Artifact Seems Like A Very Valve Card Game

Image: Valve

There are two things in this world that Valve evidently loves more than anything: hands-off approaches and the invisible hand of the market.

And wouldn’t you know it: DOTA 2 card game Artifact is gonna have plenty of both.

Artifact, a collaboration between Valve and Magic: The Gathering creator Richard Garfield, is coming out in a couple months, which means information about the systems surrounding the game itself is starting to trickle out.

In an interview with GamesIndustry.biz, Garfield and Valve programmer Jeep Barnett explained how players will be able to earn cards.

In short: they won’t.

Cards, Garfield and Barnett said, will only be attainable through Artifact’s marketplace—in packs, or individually from other players. The game, which will cost $US20 ($28), will come with two standardised starter decks and ten packs of random cards, but beyond that, it’s the marketplace or nothing.

This means there’ll be “zero grinding,” but also means that you’ll have to fork over cash for shiny new cards like you’re playing, well, Magic: The Gathering - a game that can be prohibitively expensive if you’re looking to be anything more than a filthy (but also perfectly reasonable) casual.

Garfield said the hope is that common cards will remain viable enough that even penniless players will be able to get by, but it remains to be seen whether or not that aspiration will come to pass.

Artifact will also, said Garfield and Barnett, feature live chat during matches.
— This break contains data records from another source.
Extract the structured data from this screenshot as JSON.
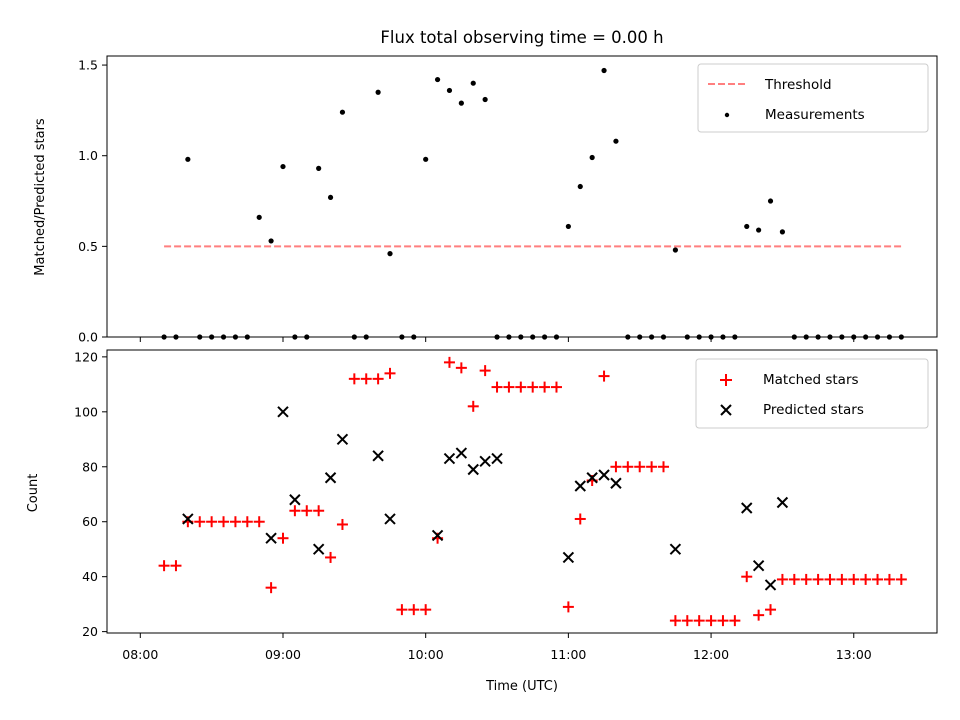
{
  "chart_data": [
    {
      "type": "scatter",
      "title": "Flux total observing time = 0.00 h",
      "ylabel": "Matched/Predicted stars",
      "xlabel": "",
      "ylim": [
        0,
        1.55
      ],
      "y_ticks": [
        "0.0",
        "0.5",
        "1.0",
        "1.5"
      ],
      "legend_placement": "top-right",
      "colors": {
        "threshold": "#ff7f7f",
        "measurements": "#000000"
      },
      "threshold": {
        "name": "Threshold",
        "value": 0.5,
        "x_start": "08:10",
        "x_end": "13:20"
      },
      "measurements": {
        "name": "Measurements",
        "x": [
          "08:10",
          "08:15",
          "08:20",
          "08:25",
          "08:30",
          "08:35",
          "08:40",
          "08:45",
          "08:50",
          "08:55",
          "09:00",
          "09:05",
          "09:10",
          "09:15",
          "09:20",
          "09:25",
          "09:30",
          "09:35",
          "09:40",
          "09:45",
          "09:50",
          "09:55",
          "10:00",
          "10:05",
          "10:10",
          "10:15",
          "10:20",
          "10:25",
          "10:30",
          "10:35",
          "10:40",
          "10:45",
          "10:50",
          "10:55",
          "11:00",
          "11:05",
          "11:10",
          "11:15",
          "11:20",
          "11:25",
          "11:30",
          "11:35",
          "11:40",
          "11:45",
          "11:50",
          "11:55",
          "12:00",
          "12:05",
          "12:10",
          "12:15",
          "12:20",
          "12:25",
          "12:30",
          "12:35",
          "12:40",
          "12:45",
          "12:50",
          "12:55",
          "13:00",
          "13:05",
          "13:10",
          "13:15",
          "13:20"
        ],
        "y": [
          0.0,
          0.0,
          0.98,
          0.0,
          0.0,
          0.0,
          0.0,
          0.0,
          0.66,
          0.53,
          0.94,
          0.0,
          0.0,
          0.93,
          0.77,
          1.24,
          0.0,
          0.0,
          1.35,
          0.46,
          0.0,
          0.0,
          0.98,
          1.42,
          1.36,
          1.29,
          1.4,
          1.31,
          0.0,
          0.0,
          0.0,
          0.0,
          0.0,
          0.0,
          0.61,
          0.83,
          0.99,
          1.47,
          1.08,
          0.0,
          0.0,
          0.0,
          0.0,
          0.48,
          0.0,
          0.0,
          0.0,
          0.0,
          0.0,
          0.61,
          0.59,
          0.75,
          0.58,
          0.0,
          0.0,
          0.0,
          0.0,
          0.0,
          0.0,
          0.0,
          0.0,
          0.0,
          0.0
        ]
      }
    },
    {
      "type": "scatter",
      "title": "",
      "xlabel": "Time (UTC)",
      "ylabel": "Count",
      "ylim": [
        19.5,
        122.5
      ],
      "y_ticks": [
        "20",
        "40",
        "60",
        "80",
        "100",
        "120"
      ],
      "x_ticks": [
        "08:00",
        "09:00",
        "10:00",
        "11:00",
        "12:00",
        "13:00"
      ],
      "legend_placement": "top-right",
      "colors": {
        "matched": "#ff0000",
        "predicted": "#000000"
      },
      "series": [
        {
          "name": "Matched stars",
          "marker": "+",
          "x": [
            "08:10",
            "08:15",
            "08:20",
            "08:25",
            "08:30",
            "08:35",
            "08:40",
            "08:45",
            "08:50",
            "08:55",
            "09:00",
            "09:05",
            "09:10",
            "09:15",
            "09:20",
            "09:25",
            "09:30",
            "09:35",
            "09:40",
            "09:45",
            "09:50",
            "09:55",
            "10:00",
            "10:05",
            "10:10",
            "10:15",
            "10:20",
            "10:25",
            "10:30",
            "10:35",
            "10:40",
            "10:45",
            "10:50",
            "10:55",
            "11:00",
            "11:05",
            "11:10",
            "11:15",
            "11:20",
            "11:25",
            "11:30",
            "11:35",
            "11:40",
            "11:45",
            "11:50",
            "11:55",
            "12:00",
            "12:05",
            "12:10",
            "12:15",
            "12:20",
            "12:25",
            "12:30",
            "12:35",
            "12:40",
            "12:45",
            "12:50",
            "12:55",
            "13:00",
            "13:05",
            "13:10",
            "13:15",
            "13:20"
          ],
          "values": [
            44,
            44,
            60,
            60,
            60,
            60,
            60,
            60,
            60,
            36,
            54,
            64,
            64,
            64,
            47,
            59,
            112,
            112,
            112,
            114,
            28,
            28,
            28,
            54,
            118,
            116,
            102,
            115,
            109,
            109,
            109,
            109,
            109,
            109,
            29,
            61,
            75,
            113,
            80,
            80,
            80,
            80,
            80,
            24,
            24,
            24,
            24,
            24,
            24,
            40,
            26,
            28,
            39,
            39,
            39,
            39,
            39,
            39,
            39,
            39,
            39,
            39,
            39
          ]
        },
        {
          "name": "Predicted stars",
          "marker": "x",
          "x": [
            "08:20",
            "08:55",
            "09:00",
            "09:05",
            "09:15",
            "09:20",
            "09:25",
            "09:40",
            "09:45",
            "10:05",
            "10:10",
            "10:15",
            "10:20",
            "10:25",
            "10:30",
            "11:00",
            "11:05",
            "11:10",
            "11:15",
            "11:20",
            "11:45",
            "12:15",
            "12:20",
            "12:25",
            "12:30"
          ],
          "values": [
            61,
            54,
            100,
            68,
            50,
            76,
            90,
            84,
            61,
            55,
            83,
            85,
            79,
            82,
            83,
            47,
            73,
            76,
            77,
            74,
            50,
            65,
            44,
            37,
            67
          ]
        }
      ]
    }
  ]
}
True to Valve form, there are currently no plans to moderate it.

“Psychologically, we find that people misbehave when there is somebody else to observe them misbehaving,” Barnett said. “When it’s a one-on-one game, what is my motivation for saying something awful?”

Off the top of my head: to cause anger, to cause embarrassment, because people are watching you stream, to rattle somebody and gain an artificial upper hand, or - last but certainly not least - simply because there are no apparent consequences to their actions.

For now, though, this is what Valve is going with. We’ll see how it all turns out in November.


Comments

    Wow, the Magic the gathering business model for a digital card game? If anyone at Blizzard was worrying about having to change their Hearthstone business model i think they can now officially relax.

    I wonder if it's purely sale only or whether you can trade cards.

    What do they mean by "live" chat and no plans to moderate it? Does everyone get forced to have an open voice channel? Is it text chat where everyone watching can participate as well? Do you get to moderate your own chats and ignore or kick problematic people? Barnett knows that if there are two people there's always someone observing you right?

      You can trade cards, or sell them to other players on the Steam Marketplace.

      Is it text chat where everyone watching can participate as well?

      It's 1v1, so it's literally just you and your opponent in the chat. I would be astounded if you weren't able to mute them.

      Regarding trading; if they're using the Steam marketplace, and these cards exist as items in your Steam inventory, I can only assume that you could trade them just like anything else.

      With that said, I don't think there will be much trading. Because of the marketplace, every card will have a reasonably stable $ value, which one would assume would be known to both participants in a trade. Unless the total value on both sides of the trade is extremely, extremely close, the player whose cards have a higher total value would benefit more by just selling theirs on the marketplace and buying what they need back from the marketplace.

        Not necessarily true in this case because Valve takes a 15% cut of the sale, so trading for any card that is worth less that 15% less than the value of your card would be the best avenue. Based on that some people will even win on trades knowing that a card that is worth up to 15% less than the one they want can be still be a legitimate trade offer as well.

    It looks like the main reason we will never get Half Life 3 is that Valve cant figure out a good way to turn it into a platform for micro-transactions.

      Buying individual bullets/grenades/charges?
      "Buy 50 pistol rounds* for $5 and get a free grenade**!"

      (*Pistol rounds will come in magazines of 10, and bullets will be lost if you reload before the clip is empty)
      (**Type of grenade may vary to ensure it is the least useful for your current situation)

    Well, that drops a big arse bucket of cold water on any potential interest I may have once had in the game.